ZEYNEP VE BİZ GAZETECİLER
Yazan: Yunus ARIKAN
Elleri titriyordu.
Saçları yüzünü tamamen kapatmış, kafası öne eğik bir şekilde ha bire bir elindeki tırnak dibi etlerini, diğer elinin tırnaklarıyla koparmaya çalışıyordu.
Bir ara kafasını şöyle bir kaldırdı, saçlarını arkaya doğru attı ve kendisini izleyenlerin olup olmadığını kontrol etmek için bir sağa, bir sola baktı.
Benim dışımda kendisini izleyenin olmadığını gördü. Benim ona baktığıma bile aldırış etmeden tekrar saçlarıyla yüzünü kapattı ve kendi kendine kaldığı yerden tırnak dibi derilerini koparmaya başladı.
*
Yüzünü gördüğümde henüz on sekizine ya girmiş ya da girmemişti. Yani daha çocuk denilecek yaştaydı ve o kadar masum bir şekilde etrafı süzmüştü ki, yanaklarında tomurcuklanmış olan gözyaşının bile farkında değildi.
Üzerinde öyle pek de yeni sayılmayan bir mont ve bacağında koyu lacivert bir kadife pantolon vardı.

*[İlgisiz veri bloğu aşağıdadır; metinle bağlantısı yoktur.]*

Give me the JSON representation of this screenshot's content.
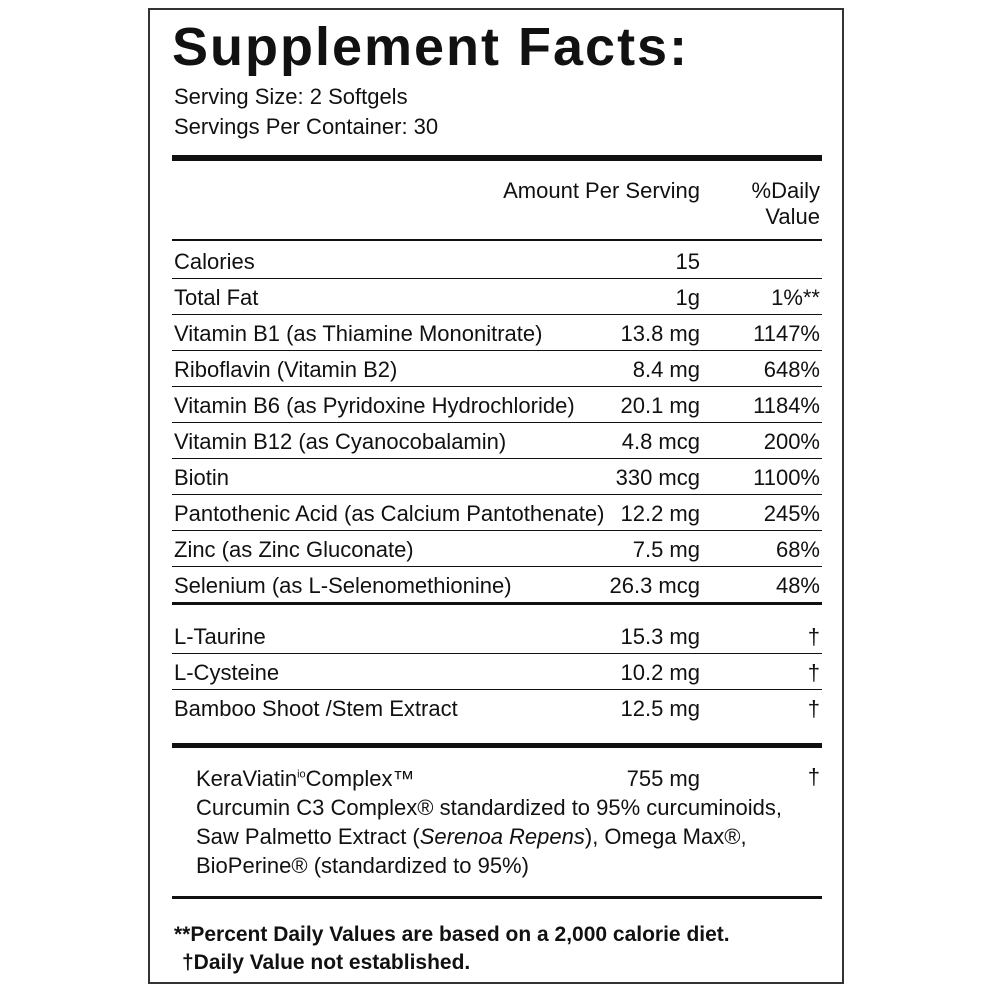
{
  "header": {
    "title": "Supplement Facts:",
    "serving_size": "Serving Size: 2 Softgels",
    "servings_per_container": "Servings Per Container: 30"
  },
  "columns": {
    "amount": "Amount Per Serving",
    "daily_value": [
      "%Daily",
      "Value"
    ]
  },
  "table": {
    "rows": [
      {
        "name": "Calories",
        "amount": "15"
      },
      {
        "name": "Total Fat",
        "amount": "1g",
        "dv": "1%**"
      },
      {
        "name": "Vitamin B1 (as Thiamine Mononitrate)",
        "amount": "13.8 mg",
        "dv": "1147%"
      },
      {
        "name": "Riboflavin (Vitamin B2)",
        "amount": "8.4 mg",
        "dv": "648%"
      },
      {
        "name": "Vitamin B6 (as Pyridoxine Hydrochloride)",
        "amount": "20.1 mg",
        "dv": "1184%"
      },
      {
        "name": "Vitamin B12 (as Cyanocobalamin)",
        "amount": "4.8 mcg",
        "dv": "200%"
      },
      {
        "name": "Biotin",
        "amount": "330 mcg",
        "dv": "1100%"
      },
      {
        "name": "Pantothenic Acid (as Calcium Pantothenate)",
        "amount": "12.2 mg",
        "dv": "245%"
      },
      {
        "name": "Zinc (as Zinc Gluconate)",
        "amount": "7.5 mg",
        "dv": "68%"
      },
      {
        "name": "Selenium (as L-Selenomethionine)",
        "amount": "26.3 mcg",
        "dv": "48%"
      }
    ],
    "other_rows": [
      {
        "name": "L-Taurine",
        "amount": "15.3 mg",
        "dv": "†"
      },
      {
        "name": "L-Cysteine",
        "amount": "10.2 mg",
        "dv": "†"
      },
      {
        "name": "Bamboo Shoot /Stem Extract",
        "amount": "12.5 mg",
        "dv": "†"
      }
    ]
  },
  "blend": {
    "name": "KeraViatin",
    "name_sup": "io",
    "name_rest": "Complex™",
    "amount": "755 mg",
    "dv": "†",
    "line1": "Curcumin C3 Complex® standardized to 95% curcuminoids,",
    "line2": [
      "Saw Palmetto Extract (",
      "Serenoa Repens",
      "), Omega Max®,"
    ],
    "line3": "BioPerine® (standardized to 95%)"
  },
  "footnotes": [
    "**Percent Daily Values are based on a 2,000 calorie diet.",
    "†Daily Value not established."
  ]
}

O kızın düşmanı değildim ama dikkatle ayakkabılarına baktım. Belki aylarca boyasız olduğu, neredeyse derisinin soyulmak üzere olduğu, hatta yer yer soyulduğunu gördüm.
Sanki ayakkabının bir tarafı açılmış gibiydi.
Sonra montunun kollarını birazcık uzatarak avuçlarının içine kadar çekti, yüzük ve küçük parmaklarıyla sıkıca bastırdı ve biraz önce yüzünde duran gözyaşını sildi.
Oturduğu bankın yaslanma kısmındaki tahtalarda bir bankanın adı yazıyordu ve oturulan kısmının ortadaki tahtası da koparılmıştı.
Bir ara yine kısa bir süreliğine etrafını seyretmeye başladı ve işte o zaman göz göze geldik.
Birkaç saniye bir birimize baktık.
Ne tuhaf! Ne o benden, ne de ben ondan gözlerimi alamıyordum.
Kız benim küçük oğlumdan da küçüktü.
Üşüyor gibiydi. Bakışları hiç de öyle şeytanca bakışlardan değildi. Anladım ki beni birine benzetmişti.
Gözlerimi o çocuğa bakmaktan kaçırdım ve kendi kendime onunla konuşmak için yanına gitmeye karar verdiğim anda; biri erkek, biri kadın olan iki yaşlıca insan o kız çocuğun yanına yaklaştılar.
Ben, birden bire gözlerimi o tarafa çevirince, bankta oturan kız da benim baktığım tarafa baktı.
Ve sadece “Hıh!” dediğini duyabilmiştim.
Ayağa kalktı ve öylece dona kaldı.
Yaşlı erkekle kadın kıza, kız onlara bakıyordu...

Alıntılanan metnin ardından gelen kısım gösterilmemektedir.